Huberty did however clarify that USDA was not planning on defining ‘non-GMO’ claims as part of the GMO labeling regulation (which should be published in the fall of 2017 and finalized in July 2018), although such claims have prompted several recent lawsuits.
The law will not, meanwhile, address whether bioengineered foods can be labeled as ‘natural,’ prompting Fox to argue that “it hasn’t really solved very much of anything.”
He added: “Will this put an end to false advertising lawsuits [over whether foods using ingredients from GM crops are ‘natural’]? No!”

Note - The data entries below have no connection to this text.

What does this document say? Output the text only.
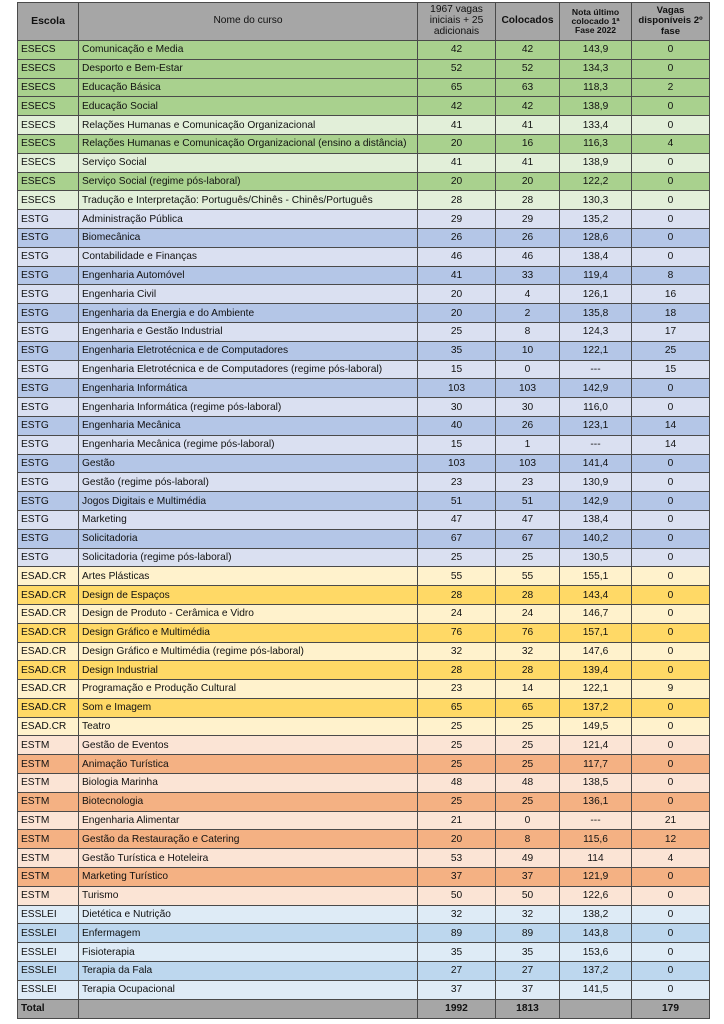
Escola	Nome do curso	1967 vagas iniciais + 25 adicionais	Colocados	Nota último colocado 1ª Fase 2022	Vagas disponíveis 2º fase
ESECS	Comunicação e Media	42	42	143,9	0
ESECS	Desporto e Bem-Estar	52	52	134,3	0
ESECS	Educação Básica	65	63	118,3	2
ESECS	Educação Social	42	42	138,9	0
ESECS	Relações Humanas e Comunicação Organizacional	41	41	133,4	0
ESECS	Relações Humanas e Comunicação Organizacional (ensino a distância)	20	16	116,3	4
ESECS	Serviço Social	41	41	138,9	0
ESECS	Serviço Social (regime pós-laboral)	20	20	122,2	0
ESECS	Tradução e Interpretação: Português/Chinês - Chinês/Português	28	28	130,3	0
ESTG	Administração Pública	29	29	135,2	0
ESTG	Biomecânica	26	26	128,6	0
ESTG	Contabilidade e Finanças	46	46	138,4	0
ESTG	Engenharia Automóvel	41	33	119,4	8
ESTG	Engenharia Civil	20	4	126,1	16
ESTG	Engenharia da Energia e do Ambiente	20	2	135,8	18
ESTG	Engenharia e Gestão Industrial	25	8	124,3	17
ESTG	Engenharia Eletrotécnica e de Computadores	35	10	122,1	25
ESTG	Engenharia Eletrotécnica e de Computadores (regime pós-laboral)	15	0	---	15
ESTG	Engenharia Informática	103	103	142,9	0
ESTG	Engenharia Informática (regime pós-laboral)	30	30	116,0	0
ESTG	Engenharia Mecânica	40	26	123,1	14
ESTG	Engenharia Mecânica (regime pós-laboral)	15	1	---	14
ESTG	Gestão	103	103	141,4	0
ESTG	Gestão (regime pós-laboral)	23	23	130,9	0
ESTG	Jogos Digitais e Multimédia	51	51	142,9	0
ESTG	Marketing	47	47	138,4	0
ESTG	Solicitadoria	67	67	140,2	0
ESTG	Solicitadoria (regime pós-laboral)	25	25	130,5	0
ESAD.CR	Artes Plásticas	55	55	155,1	0
ESAD.CR	Design de Espaços	28	28	143,4	0
ESAD.CR	Design de Produto - Cerâmica e Vidro	24	24	146,7	0
ESAD.CR	Design Gráfico e Multimédia	76	76	157,1	0
ESAD.CR	Design Gráfico e Multimédia (regime pós-laboral)	32	32	147,6	0
ESAD.CR	Design Industrial	28	28	139,4	0
ESAD.CR	Programação e Produção Cultural	23	14	122,1	9
ESAD.CR	Som e Imagem	65	65	137,2	0
ESAD.CR	Teatro	25	25	149,5	0
ESTM	Gestão de Eventos	25	25	121,4	0
ESTM	Animação Turística	25	25	117,7	0
ESTM	Biologia Marinha	48	48	138,5	0
ESTM	Biotecnologia	25	25	136,1	0
ESTM	Engenharia Alimentar	21	0	---	21
ESTM	Gestão da Restauração e Catering	20	8	115,6	12
ESTM	Gestão Turística e Hoteleira	53	49	114	4
ESTM	Marketing Turístico	37	37	121,9	0
ESTM	Turismo	50	50	122,6	0
ESSLEI	Dietética e Nutrição	32	32	138,2	0
ESSLEI	Enfermagem	89	89	143,8	0
ESSLEI	Fisioterapia	35	35	153,6	0
ESSLEI	Terapia da Fala	27	27	137,2	0
ESSLEI	Terapia Ocupacional	37	37	141,5	0
Total		1992	1813		179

GMO labeling law: ‘An opportunity to embrace transparency’
Steve Armstrong, formerly chief food law counsel at Campbell Soup and now an independent advisor at EAS Consulting Group, told delegates that federal GMO labeling legislation represented “a pivotal moment for the food industry” and “an opportunity to embrace transparency.”
So what wording resonates best with consumers?
Consumer research conducted by Campbell Soup – which hit the headlines in January 2016 after unveiling plans to voluntarily roll out GMO labels – suggested that shoppers wanted specifics, he said.
The most preferred statement was along the lines of ‘The corn, soy and sugar in this product comes from GM crops. The FDA considers GMO crops to be safe,’ he recalled.
While then USDA secretary Tom Vilsack had apparently “liked” the proposed wording style, the FDA was concerned that it might falsely imply that all GM crops had undergone pre-market approval by the agency, observed Armstrong, so Campbell did not pursue it.
“Right now, we must all remain actively engaged and committed to developing the right standards and clear language for transparent and helpful communications with consumers.”
But what about using QR codes (which link to a webpage) on pack rather than spelling out in a written statement that a given product uses ingredients from GMOs?
Under the legislation, food companies will have the option of disclosing GMO ingredients via “text, symbol or digital link,” noted Crowell & Moring partner John Fuson.
And while there had been a lot of opposition to using QR codes, it did offer some obvious advantages in that the information the code linked to (webpages) could be constantly updated, he added.
“I’d be surprised if QR codes don’t become the default because they take you to a website that can be updated in real time. So you don’t have to print new labels if something changes [as regards ingredients sourcing for example].”